A generation ago, J.D. Salinger wrote a novel, The Catcher in the Rye, which became immensely popular, as well as becoming required reading in most undergraduate literature programs. It deserved both. It’s a great piece of literature.
Here’s the image: A man is watching children playing in a rye field with an exuberance and delight that only innocent young children can have. He thinks ahead, picturing how each of them will eventually lose the joy of that innocence and will, like the rest of us adults, become jaded and unhappy. He imagines how wonderful it would be if he could protect these children from growing up and just keep them there forever, innocent, playing in a rye field, spared of all the mess, sin, compromise, and unhappiness of adults. A fantasy which touches the heart.
It also touches something at the heart of the tension between conservatives and liberals. Conservatives and liberals disagree on most everything, except one thing: both are unhappy with the direction in which things are going.
For conservatives, the present moment is seen as a falling away, from a faith, a stability, and a happiness that supposedly we once had. Their instinct is to return to what once was, to what once (in their view) held things together. What would fix things, they believe, is a certain retreat to a past innocence. At the root of that lies that exact nostalgia inside the man watching those children playing in The Catcher in the Rye, namely, that leaving behind the innocence of childhood for the sophistication of an adult, brings with it instability, mess, and unhappiness. Sophistication comes at too high a price, and so we need to be protected from certain kinds of learning and experience.
Liberals tend to have the opposite instinct and proclivity. For them, we live in a social, religious, moral, and technological milieu that sets us above the past, irrespective of the mess this sometimes brings. We are simply advanced in ways that past generations, whatever their values and sincerity, were not. Any retreat would be a regression, an intellectual and moral loss. The path towards maturity is forward, and we must have the courage to travel that road, notwithstanding the upheavals that come with it (you can’t make an omelet without scrambling an egg). The road forward leads through adult experience and learning, beyond the shelter of the rye field. That’s the road that leads to maturity and gets us beyond the narrowness, bigotry, racism, sexism, and ignorance that undergird much false fear, rigidity, injustice, and violence in the world.
Who’s right? In what direction should we be moving? What’s the way forward?
My own hunch is that we will get to where we should be going by following neither the instinct of the liberal nor that of the conservative fully. While both emanate from a healthy intuition, both have shown themselves inadequate vis-a-vis the road to maturity, peace, and happiness. Liberals are right in intuiting that moving back to the past is not the answer, just as conservatives are right in believing that simply becoming ever more sophisticated is no answer either. Both are partially right and partially wrong. Where should we be going?
We must move forward, though not in the way popular liberal ideology tends to conceive of this, that is, as salvation through sophistication alone. We must move forward, but in a way that ultimately takes us beyond sophistication to a second naivete. What is meant by this?
This: If you ask a naive child: “Do you believe in Santa Claus and the Easter Bunny?”, she answers: “Yes.” If you ask a bright child the same question, she answers: “No.” But if you ask an even a brighter child that question, she answers: “Yes”. But for a different reason.
The task in life is to move from naivete through sophistication to post-sophistication.

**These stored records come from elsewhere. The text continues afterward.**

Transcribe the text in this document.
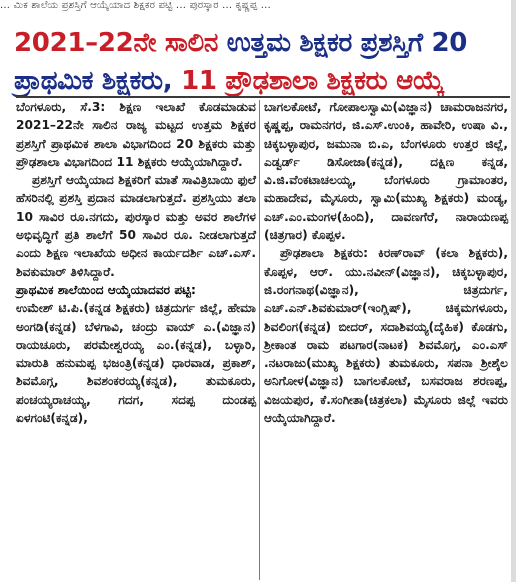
... ಮಿಕ ಶಾಲೆಯ ಪ್ರಶಸ್ತಿಗೆ ಆಯ್ಕೆಯಾದ ಶಿಕ್ಷಕರ ಪಟ್ಟಿ ... ಪುರಸ್ಕಾರ ... ಕೃಷ್ಣಪ್ಪ ...
2021–22ನೇ ಸಾಲಿನ ಉತ್ತಮ ಶಿಕ್ಷಕರ ಪ್ರಶಸ್ತಿಗೆ 20
ಪ್ರಾಥಮಿಕ ಶಿಕ್ಷಕರು, 11 ಪ್ರೌಢಶಾಲಾ ಶಿಕ್ಷಕರು ಆಯ್ಕೆ

ಬೆಂಗಳೂರು, ಸೆ.3: ಶಿಕ್ಷಣ ಇಲಾಖೆ ಕೊಡಮಾಡುವ 2021–22ನೇ ಸಾಲಿನ ರಾಜ್ಯ ಮಟ್ಟದ ಉತ್ತಮ ಶಿಕ್ಷಕರ ಪ್ರಶಸ್ತಿಗೆ ಪ್ರಾಥಮಿಕ ಶಾಲಾ ವಿಭಾಗದಿಂದ 20 ಶಿಕ್ಷಕರು ಮತ್ತು ಪ್ರೌಢಶಾಲಾ ವಿಭಾಗದಿಂದ 11 ಶಿಕ್ಷಕರು ಆಯ್ಕೆಯಾಗಿದ್ದಾರೆ.

ಪ್ರಶಸ್ತಿಗೆ ಆಯ್ಕೆಯಾದ ಶಿಕ್ಷಕರಿಗೆ ಮಾತೆ ಸಾವಿತ್ರಿಬಾಯಿ ಫುಲೆ ಹೆಸರಿನಲ್ಲಿ ಪ್ರಶಸ್ತಿ ಪ್ರದಾನ ಮಾಡಲಾಗುತ್ತದೆ. ಪ್ರಶಸ್ತಿಯು ತಲಾ 10 ಸಾವಿರ ರೂ.ನಗದು, ಪುರಸ್ಕಾರ ಮತ್ತು ಅವರ ಶಾಲೆಗಳ ಅಭಿವೃದ್ಧಿಗೆ ಪ್ರತಿ ಶಾಲೆಗೆ 50 ಸಾವಿರ ರೂ. ನೀಡಲಾಗುತ್ತದೆ ಎಂದು ಶಿಕ್ಷಣ ಇಲಾಖೆಯ ಅಧೀನ ಕಾರ್ಯದರ್ಶಿ ಎಚ್.ಎಸ್. ಶಿವಕುಮಾರ್ ತಿಳಿಸಿದ್ದಾರೆ.

ಪ್ರಾಥಮಿಕ ಶಾಲೆಯಿಂದ ಆಯ್ಕೆಯಾದವರ ಪಟ್ಟಿ:

ಉಮೇಶ್ ಟಿ.ಪಿ.(ಕನ್ನಡ ಶಿಕ್ಷಕರು) ಚಿತ್ರದುರ್ಗ ಜಿಲ್ಲೆ, ಹೇಮಾ ಅಂಗಡಿ(ಕನ್ನಡ) ಬೆಳಗಾವಿ, ಚಂದ್ರು ವಾಯ್ ಎ.(ವಿಜ್ಞಾನ) ರಾಯಚೂರು, ಪರಮೇಶ್ವರಯ್ಯ ಎಂ.(ಕನ್ನಡ), ಬಳ್ಳಾರಿ, ಮಾರುತಿ ಹನುಮಪ್ಪ ಭಜಂತ್ರಿ(ಕನ್ನಡ) ಧಾರವಾಡ, ಪ್ರಕಾಶ್, ಶಿವಮೊಗ್ಗ, ಶಿವಶಂಕರಯ್ಯ(ಕನ್ನಡ), ತುಮಕೂರು, ಪಂಚಯ್ಯರಾಚಯ್ಯ, ಗದಗ, ಸದಪ್ಪ ದುಂಡಪ್ಪ ಏಳಗಂಟಿ(ಕನ್ನಡ),

ಬಾಗಲಕೋಟೆ, ಗೋಪಾಲಸ್ವಾಮಿ(ವಿಜ್ಞಾನ) ಚಾಮರಾಜನಗರ, ಕೃಷ್ಣಪ್ಪ, ರಾಮನಗರ, ಜಿ.ಎಸ್.ಉಂಕಿ, ಹಾವೇರಿ, ಉಷಾ ವಿ., ಚಿಕ್ಕಬಳ್ಳಾಪುರ, ಜಮುನಾ ಬಿ.ಎ, ಬೆಂಗಳೂರು ಉತ್ತರ ಜಿಲ್ಲೆ, ಎಡ್ವರ್ಡ್ ಡಿಸೋಜಾ(ಕನ್ನಡ), ದಕ್ಷಿಣ ಕನ್ನಡ, ವಿ.ಜಿ.ವೆಂಕಟಾಚಲಯ್ಯ, ಬೆಂಗಳೂರು ಗ್ರಾಮಾಂತರ, ಮಹಾದೇವ, ಮೈಸೂರು, ಸ್ವಾಮಿ(ಮುಖ್ಯ ಶಿಕ್ಷಕರು) ಮಂಡ್ಯ, ಎಚ್.ಎಂ.ಮಂಗಳ(ಹಿಂದಿ), ದಾವಣಗೆರೆ, ನಾರಾಯಣಪ್ಪ (ಚಿತ್ರಗಾರ) ಕೊಪ್ಪಳ.

ಪ್ರೌಢಶಾಲಾ ಶಿಕ್ಷಕರು: ಕಿರಣ್‌ರಾವ್ (ಕಲಾ ಶಿಕ್ಷಕರು), ಕೊಪ್ಪಳ, ಆರ್. ಯು.ನವೀನ್(ವಿಜ್ಞಾನ), ಚಿಕ್ಕಬಳ್ಳಾಪುರ, ಜಿ.ರಂಗನಾಥ(ವಿಜ್ಞಾನ), ಚಿತ್ರದುರ್ಗ, ಎಚ್.ಎನ್.ಶಿವಕುಮಾರ್(ಇಂಗ್ಲಿಷ್), ಚಿಕ್ಕಮಗಳೂರು, ಶಿವಲಿಂಗ(ಕನ್ನಡ) ಬೀದರ್, ಸದಾಶಿವಯ್ಯ(ದೈಹಿಕ) ಕೊಡಗು, ಶ್ರೀಕಾಂತ ರಾಮ ಪಟಗಾರ(ನಾಟಕ) ಶಿವಮೊಗ್ಗ, ಎಂ.ಎಸ್ .ನಟರಾಜು(ಮುಖ್ಯ ಶಿಕ್ಷಕರು) ತುಮಕೂರು, ಸಪನಾ ಶ್ರೀಶೈಲ ಅನಿಗೋಳ(ವಿಜ್ಞಾನ) ಬಾಗಲಕೋಟೆ, ಬಸವರಾಜ ಶರಣಪ್ಪ, ವಿಜಯಪುರ, ಕೆ.ಸಂಗೀತಾ(ಚಿತ್ರಕಲಾ) ಮೈಸೂರು ಜಿಲ್ಲೆ ಇವರು ಆಯ್ಕೆಯಾಗಿದ್ದಾರೆ.
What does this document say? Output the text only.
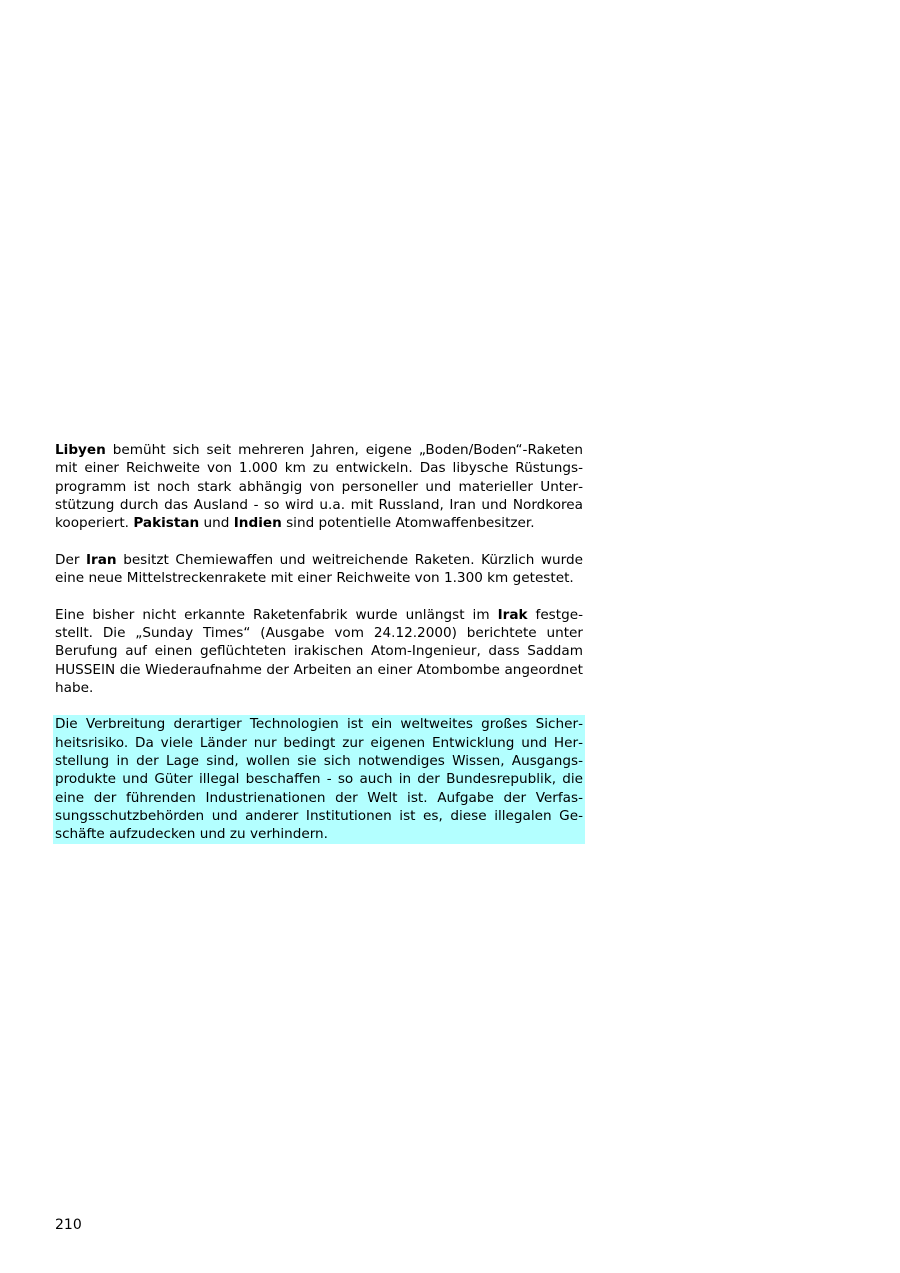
Libyen bemüht sich seit mehreren Jahren, eigene „Boden/Boden“-Raketen mit einer Reichweite von 1.000 km zu entwickeln. Das libysche Rüstungsprogramm ist noch stark abhängig von personeller und materieller Unterstützung durch das Ausland - so wird u.a. mit Russland, Iran und Nordkorea kooperiert. Pakistan und Indien sind potentielle Atomwaffenbesitzer.

Der Iran besitzt Chemiewaffen und weitreichende Raketen. Kürzlich wurde eine neue Mittelstreckenrakete mit einer Reichweite von 1.300 km getestet.

Eine bisher nicht erkannte Raketenfabrik wurde unlängst im Irak festgestellt. Die „Sunday Times“ (Ausgabe vom 24.12.2000) berichtete unter Berufung auf einen geflüchteten irakischen Atom-Ingenieur, dass Saddam HUSSEIN die Wiederaufnahme der Arbeiten an einer Atombombe angeordnet habe.

Die Verbreitung derartiger Technologien ist ein weltweites großes Sicherheitsrisiko. Da viele Länder nur bedingt zur eigenen Entwicklung und Herstellung in der Lage sind, wollen sie sich notwendiges Wissen, Ausgangsprodukte und Güter illegal beschaffen - so auch in der Bundesrepublik, die eine der führenden Industrienationen der Welt ist. Aufgabe der Verfassungsschutzbehörden und anderer Institutionen ist es, diese illegalen Geschäfte aufzudecken und zu verhindern.

210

Both conservatives and liberals need to challenge themselves (and each other) in the light of this truth (which is found both in the Gospels and in the best insights in anthropology). God and nature do not intend for us to remain as children all our lives. We are meant to grow, to experience life, to sort out the critical questions that are inside us, to become sophisticated. Admittedly, in that process we will lose much of our innocence. And, as Adam and Eve found out after they ate the fruit, when our eyes are opened, happiness does not exactly follow.
Where is happiness found? In that place where it is possible again to believe in Santa and the Easter Bunny, in a place of post-sophistication. There are various vocabularies within which to express this, but they all point to the same thing. They all have the same progression:
Naivete – Sophistication – Second naivete
First fervor – Disillusionment – Mature love
Pre-critical – Critical – Post-critical
Innocence – Lost innocence – Revirginized
Childish – Grown Up – Childlike
Happy – Disenchanted – Peaceful
Naive fool – Sophisticated fool – Holy fool We once were naive fools. Then we became sophisticated fools. It’s time to become post-sophisticated fools.